Last year, she invited her close group of Malay friends—the ones she attends fitness classes with—for a round of steamboat during Lunar New Year celebrations. “They’ve never tried hotpot before,” she explained to me, “and I want them to have a taste of what it’s like.”
It occurred to me that for half her life (and all of mine), steamboat dinners and going to bai nian every year were normalised affairs. But so had been eating meals with our hands, or opening up our house to everyone on Hari Raya Aidilfitri. Rather than being mere cultural traditions that tied me to my declared race or religious beliefs, I simply viewed them as practices that rooted me to memories of my parents and family. Reunion dinners were annual occasions my father treasured, while giving out platefuls of kuih to our immediate neighbours every Hari Raya morning was my mother’s offer of hospitality.
“I now attribute my sense of belonging to shared moments with my family, instead of the reasons behind our traditions”
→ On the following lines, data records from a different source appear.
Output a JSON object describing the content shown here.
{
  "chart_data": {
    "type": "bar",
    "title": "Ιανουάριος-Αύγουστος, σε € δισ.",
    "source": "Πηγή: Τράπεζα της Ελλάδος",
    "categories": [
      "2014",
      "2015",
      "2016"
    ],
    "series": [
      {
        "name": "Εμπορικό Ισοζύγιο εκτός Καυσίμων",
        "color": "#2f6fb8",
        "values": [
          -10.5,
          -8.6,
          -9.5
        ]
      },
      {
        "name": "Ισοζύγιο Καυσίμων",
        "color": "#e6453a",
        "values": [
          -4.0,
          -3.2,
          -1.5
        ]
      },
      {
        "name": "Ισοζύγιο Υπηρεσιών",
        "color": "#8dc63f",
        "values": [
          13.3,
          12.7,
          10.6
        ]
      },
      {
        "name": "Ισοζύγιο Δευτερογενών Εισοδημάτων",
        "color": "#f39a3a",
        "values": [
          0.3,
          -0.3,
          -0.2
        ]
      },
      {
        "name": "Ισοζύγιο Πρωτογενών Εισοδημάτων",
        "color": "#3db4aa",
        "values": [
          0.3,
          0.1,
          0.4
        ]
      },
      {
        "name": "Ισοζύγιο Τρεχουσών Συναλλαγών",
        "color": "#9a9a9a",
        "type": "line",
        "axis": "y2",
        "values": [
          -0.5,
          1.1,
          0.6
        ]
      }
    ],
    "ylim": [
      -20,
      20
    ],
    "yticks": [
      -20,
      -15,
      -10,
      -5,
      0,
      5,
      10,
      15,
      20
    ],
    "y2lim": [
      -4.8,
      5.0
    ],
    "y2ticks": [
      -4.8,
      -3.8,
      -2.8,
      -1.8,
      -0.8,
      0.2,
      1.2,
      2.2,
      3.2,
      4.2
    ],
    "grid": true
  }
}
A deeper dig would reveal a labyrinth of cultural acts tied to the apparent facets of my otherwise messy, meandering heritage. But as I grow older, I’ve learnt to attribute my sense of belonging to shared moments instead of the reasons behind why we actually fulfil these acts of tradition.
There is then the inevitable question of cultural erosion—the potential full stop on traditional practices that have been passed down for generations. Yet, somehow, a part of me knows that it’s the simpler things, such as planning a communal family steamboat, or the appreciative smile I’m lucky enough to witness when I go knocking on my neighbour’s door with fresh kuih, that make me so sure that they’ve become traditions that could never leave our family home.
It’s the same way I know that my siblings’ collective preference for my mother’s shepherd’s pie over any other dish will never wane. It’s also why the shared moments when we celebrate our heritage—as complex and convoluted as it is—are moments I think of fondly. Much like the tapioca, they take root in the earth, for precious memories to sprout from and grow on their own.